The effects of copper and nitrogen supply on the retranslocation of copper in four cultivars of wheat

Abstract

The retranslocation of copper and nitrogen was studied in four cultivars of wheat grown in pots of a copper-deficient sand from Lancelin, W.A. Plants were grown at two levels of nitrogen and three levels of copper, and harvested three times during growth and at maturity. Plants grown at low copper were severely copper-deficient and yielded no grain. At low nitrogen, plants at marginal copper gave similar grain yields to plants at high copper. Application of high nitrogen at marginal copper either had little effect or depressed grain yield. Application of high nitrogen at high copper gave a strong positive interaction producing maximal grain yield in each cultivar. Low copper supply delayed yellowing and the decline in copper and nitrogen content of the oldest leaf of each cultivar. Application of high nitrogen further delayed yellowing of the oldest leaf and loss of its copper and nitrogen. Probably the copper content of the oldest leaf does not decline until the leaf begins to senesce.
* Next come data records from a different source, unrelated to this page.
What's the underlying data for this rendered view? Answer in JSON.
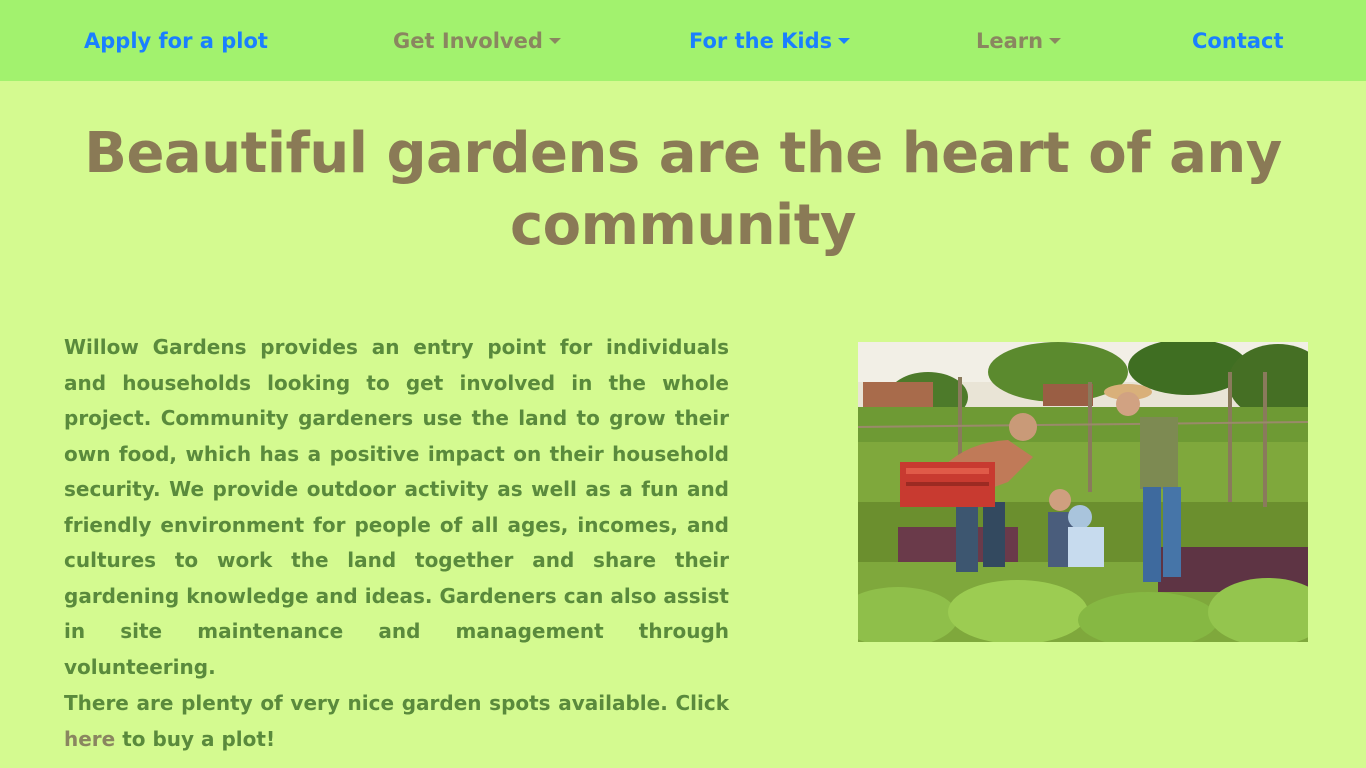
{
  "nav": {
    "items": [
      {
        "label": "Apply for a plot",
        "dropdown": false
      },
      {
        "label": "Get Involved",
        "dropdown": true
      },
      {
        "label": "For the Kids",
        "dropdown": true
      },
      {
        "label": "Learn",
        "dropdown": true
      },
      {
        "label": "Contact",
        "dropdown": false
      }
    ],
    "colors": {
      "bar": "#a2f26e",
      "active": "#1a7fff",
      "muted": "#8a8660"
    }
  },
  "hero": {
    "title": "Beautiful gardens are the heart of any community"
  },
  "main": {
    "intro": "Willow Gardens provides an entry point for individuals and households looking to get involved in the whole project. Community gardeners use the land to grow their own food, which has a positive impact on their household security. We provide outdoor activity as well as a fun and friendly environment for people of all ages, incomes, and cultures to work the land together and share their gardening knowledge and ideas. Gardeners can also assist in site maintenance and management through volunteering.",
    "cta_before": "There are plenty of very nice garden spots available. Click ",
    "cta_link": "here",
    "cta_after": " to buy a plot!",
    "image": {
      "icon": "family-gardening-photo"
    }
  },
  "colors": {
    "background": "#d4fa90",
    "heading": "#8a7a56",
    "body_text": "#5a8a3c"
  }
}
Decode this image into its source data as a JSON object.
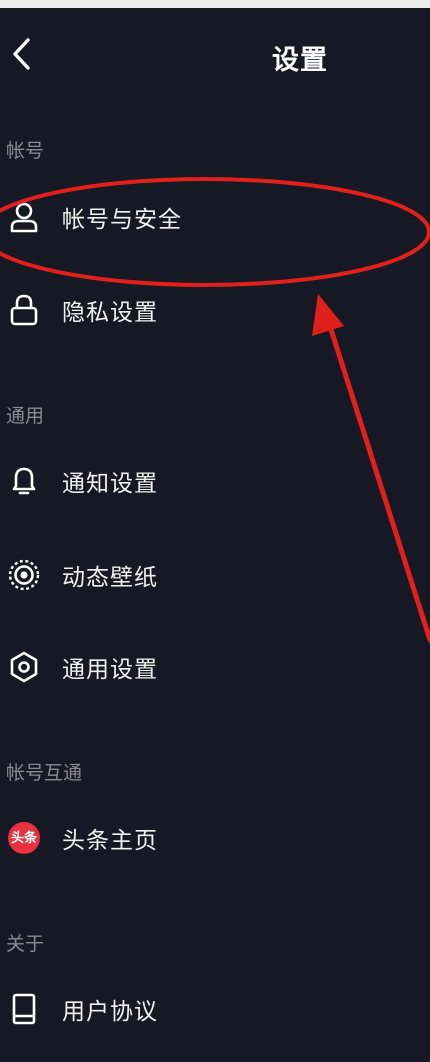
{
  "header": {
    "title": "设置",
    "back_icon": "chevron-left-icon"
  },
  "sections": {
    "account": {
      "label": "帐号",
      "items": [
        {
          "label": "帐号与安全",
          "icon": "user-icon"
        },
        {
          "label": "隐私设置",
          "icon": "lock-icon"
        }
      ]
    },
    "general": {
      "label": "通用",
      "items": [
        {
          "label": "通知设置",
          "icon": "bell-icon"
        },
        {
          "label": "动态壁纸",
          "icon": "live-wallpaper-icon"
        },
        {
          "label": "通用设置",
          "icon": "gear-icon"
        }
      ]
    },
    "linked": {
      "label": "帐号互通",
      "items": [
        {
          "label": "头条主页",
          "icon": "toutiao-icon",
          "badge_text": "头条"
        }
      ]
    },
    "about": {
      "label": "关于",
      "items": [
        {
          "label": "用户协议",
          "icon": "book-icon"
        }
      ]
    }
  },
  "colors": {
    "background": "#161823",
    "text": "#f2f2f2",
    "section_label": "#8a8b91",
    "annotation_red": "#e0201c",
    "toutiao_red": "#e8313e"
  }
}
Senesced leaves retain low concentrations of copper and nitrogen. It is suggested that at marginal copper, copper retention by senesced vegetation limits the retranslocation of copper from vegetation to grain. Susceptibility to copper deficiency differed markedly with stage of growth and with cultivar. At marginal copper and high nitrogen, copper deficiency almost eliminated the grain yield of Argentine IX, but had relatively small effects on Gamenya, Olympic, and Petit Rojo. The higher susceptibility of grain production in Argentine IX to copper deficiency was not related to its copper content in whole tops or to its grain protein concentration. The susceptibility may have resulted from the ability of this cultivar to form large numbers of tillers which competed with the developing grain for retranslocated copper.